Прежде чем перейти к более серьезным пунктам, я должен отклонить от себя одно обвинение, столь же странное, сколько и неосновательное. По поводу несомненно преувеличенного значения, которое в первоначальном славянофильском кружке придавалось вопросу о внешних формах быта и в особенности о национальном костюме , г-н Самарин наносит мне неожиданный удар, едва ли способный ослабить комичное впечатление всего этого эпизода. Приведя мое замечание, что «циркуляр министра внутренних дел, разъяснивший тогда несовместимость бороды с дворянским мундиром, был если и не самым основательным, то, во всяком случае, самым успешным изо всех министерских циркуляров», г-н Самарин выводит отсюда заключение, что я (вместе с редакцией «Вестника Европы») сочувствую правительственным мерам против русского костюма и солидарен с графом Закревским, возбудившим эти меры. Что упомянутый министерский циркуляр имел быстрый и прочный успех, это есть факт несомненный. Но из чего же г-н Самарин заключил о нашем сочувствии этому успешному мероприятию? Мне остается только объявить за себя и за редакцию «Вестника Европы», что ношение какого бы то ни было костюма (не оскорбляющего чувства стыдливости) мы всегда считали и считаем за неотъемлемое право человека и гражданина и что если бы славянофилы в данном случае твердо стали за право бороды и кафтана, то, несмотря на маловажность предмета, они и тут заслуживали бы, на наш взгляд, полного уважения и сочувствия.
По поводу известного рассказа об обращении Киреевского я утверждал и утверждаю, что, по взгляду этого славянофила, священные и чудотворные предметы становятся таковыми в силу накопления и сосредоточения в них молитвенного действия со стороны верующего народа. Г-н Самарин видит в этом извращение мысли Киреевского, в доказательство чего ссылается на (мною же приведенные) слова, что икона «сделалась живым органом, местом встречи между Творцом и людьми» . Эти слова противоречат будто бы моему объяснению. Но ведь спрашивается именно: почему сделалась? И прямой ответ заключается в предыдущих словах рассказа: «Века целые поглощала она эти потоки страстных возношений, молитв людей скорбящих, несчастных; она должна была наполниться силою, струящеюся из нее, отражающеюся от нее на верующих». Как же может г-н Самарин утверждать, что в этом рассказе не говорится, от кого исходит сила, присущая иконе? Но тогда о чем же здесь говорится и зачем указывается на «эти потоки страстных возношений и молитв»? Или рассказ не имеет вовсе никакого смысла, или он имеет тот, который мною указан.

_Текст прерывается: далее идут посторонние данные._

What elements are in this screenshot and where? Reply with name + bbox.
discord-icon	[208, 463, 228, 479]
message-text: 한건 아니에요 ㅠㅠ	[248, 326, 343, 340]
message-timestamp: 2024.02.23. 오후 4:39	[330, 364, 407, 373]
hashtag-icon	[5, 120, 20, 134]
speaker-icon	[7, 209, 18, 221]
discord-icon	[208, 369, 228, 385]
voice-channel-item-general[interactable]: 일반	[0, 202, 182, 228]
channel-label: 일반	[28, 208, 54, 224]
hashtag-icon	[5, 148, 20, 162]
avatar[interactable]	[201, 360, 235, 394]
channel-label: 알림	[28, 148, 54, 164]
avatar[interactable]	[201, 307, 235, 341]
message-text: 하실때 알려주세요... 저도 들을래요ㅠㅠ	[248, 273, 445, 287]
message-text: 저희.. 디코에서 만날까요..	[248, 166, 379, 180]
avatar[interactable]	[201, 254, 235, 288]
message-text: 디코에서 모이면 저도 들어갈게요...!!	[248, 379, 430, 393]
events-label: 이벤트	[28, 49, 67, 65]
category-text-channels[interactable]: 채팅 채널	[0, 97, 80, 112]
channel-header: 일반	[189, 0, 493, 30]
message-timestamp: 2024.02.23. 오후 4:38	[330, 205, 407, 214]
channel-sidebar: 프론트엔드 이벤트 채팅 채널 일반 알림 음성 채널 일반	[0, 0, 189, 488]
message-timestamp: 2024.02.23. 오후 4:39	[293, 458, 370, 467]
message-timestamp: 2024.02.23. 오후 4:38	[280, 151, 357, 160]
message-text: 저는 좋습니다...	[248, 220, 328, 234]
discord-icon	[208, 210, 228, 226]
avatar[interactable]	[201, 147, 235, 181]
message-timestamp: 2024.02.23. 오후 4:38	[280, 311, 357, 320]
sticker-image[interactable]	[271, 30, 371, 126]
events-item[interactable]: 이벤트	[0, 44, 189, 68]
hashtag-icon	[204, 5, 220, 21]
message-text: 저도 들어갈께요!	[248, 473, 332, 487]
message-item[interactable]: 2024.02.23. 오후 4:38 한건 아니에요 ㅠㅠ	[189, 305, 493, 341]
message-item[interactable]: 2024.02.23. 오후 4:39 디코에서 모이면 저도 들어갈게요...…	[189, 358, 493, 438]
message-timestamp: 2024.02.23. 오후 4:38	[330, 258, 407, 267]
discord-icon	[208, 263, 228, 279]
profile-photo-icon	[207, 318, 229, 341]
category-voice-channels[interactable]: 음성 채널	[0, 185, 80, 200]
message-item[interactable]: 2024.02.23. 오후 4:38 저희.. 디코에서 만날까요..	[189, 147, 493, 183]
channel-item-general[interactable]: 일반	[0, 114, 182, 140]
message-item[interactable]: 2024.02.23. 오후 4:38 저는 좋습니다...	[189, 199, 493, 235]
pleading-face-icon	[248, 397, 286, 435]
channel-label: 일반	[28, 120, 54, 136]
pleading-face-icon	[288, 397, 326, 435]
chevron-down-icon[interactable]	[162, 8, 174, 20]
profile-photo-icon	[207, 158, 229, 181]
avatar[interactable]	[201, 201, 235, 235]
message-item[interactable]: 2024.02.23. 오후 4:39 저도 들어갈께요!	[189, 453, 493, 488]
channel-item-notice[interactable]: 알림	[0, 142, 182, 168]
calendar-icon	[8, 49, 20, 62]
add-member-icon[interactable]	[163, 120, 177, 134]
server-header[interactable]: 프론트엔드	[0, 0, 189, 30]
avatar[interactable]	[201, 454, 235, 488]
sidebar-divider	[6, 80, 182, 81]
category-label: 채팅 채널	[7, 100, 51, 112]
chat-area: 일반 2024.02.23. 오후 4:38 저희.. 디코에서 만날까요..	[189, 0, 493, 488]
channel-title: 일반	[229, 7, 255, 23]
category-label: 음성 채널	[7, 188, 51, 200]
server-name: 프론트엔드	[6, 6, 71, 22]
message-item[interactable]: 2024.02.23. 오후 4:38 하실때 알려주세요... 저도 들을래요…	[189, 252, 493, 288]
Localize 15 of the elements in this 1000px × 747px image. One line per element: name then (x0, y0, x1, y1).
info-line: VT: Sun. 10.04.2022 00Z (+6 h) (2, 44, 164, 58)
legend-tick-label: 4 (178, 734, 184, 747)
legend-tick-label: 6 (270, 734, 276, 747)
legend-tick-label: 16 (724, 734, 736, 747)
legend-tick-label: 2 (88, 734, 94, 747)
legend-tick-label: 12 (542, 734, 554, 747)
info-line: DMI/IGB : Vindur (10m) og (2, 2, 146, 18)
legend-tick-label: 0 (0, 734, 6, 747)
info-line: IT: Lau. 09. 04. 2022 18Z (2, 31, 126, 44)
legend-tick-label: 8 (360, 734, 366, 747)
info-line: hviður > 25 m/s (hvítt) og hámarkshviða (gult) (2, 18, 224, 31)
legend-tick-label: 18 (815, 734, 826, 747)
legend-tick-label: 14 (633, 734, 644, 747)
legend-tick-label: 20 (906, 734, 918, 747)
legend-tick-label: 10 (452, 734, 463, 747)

Впрочем, я не имел и не имею в виду касаться собственно религиозной стороны дела и оценивать славянофильские верования по существу. Я хотел только указать на факт несоответствия между понятиями славянофилов о вере и характером того благочестия, которое свойственно огромному большинству русского народа. Г-н Самарин не стал бы отрицать этого факта, если бы вспомнил, например, то, что Хомяков говорит по поводу «богоявленской воды» и других «периодических чудес», особенно чтимых православным людом . Или еще другой пример: тот же Хомяков, как свидетельствует в предисловии к его сочинениям Ю. Ф. Самарин, соблюдал все посты, чтобы сохранять и в этом случае живую связь со всем православным миром, постящимся в те же дни. Это очень хорошо, но вместе с тем совершенно несомненно, что русский народ постится по причинам другого рода, а именно: во-первых, потому, что так следует по закону Божьему и нарушение поста есть тяжкий грех, а во-вторых, также и потому, что самый факт воздержания от скоромного признается реально полезным для души и для тела.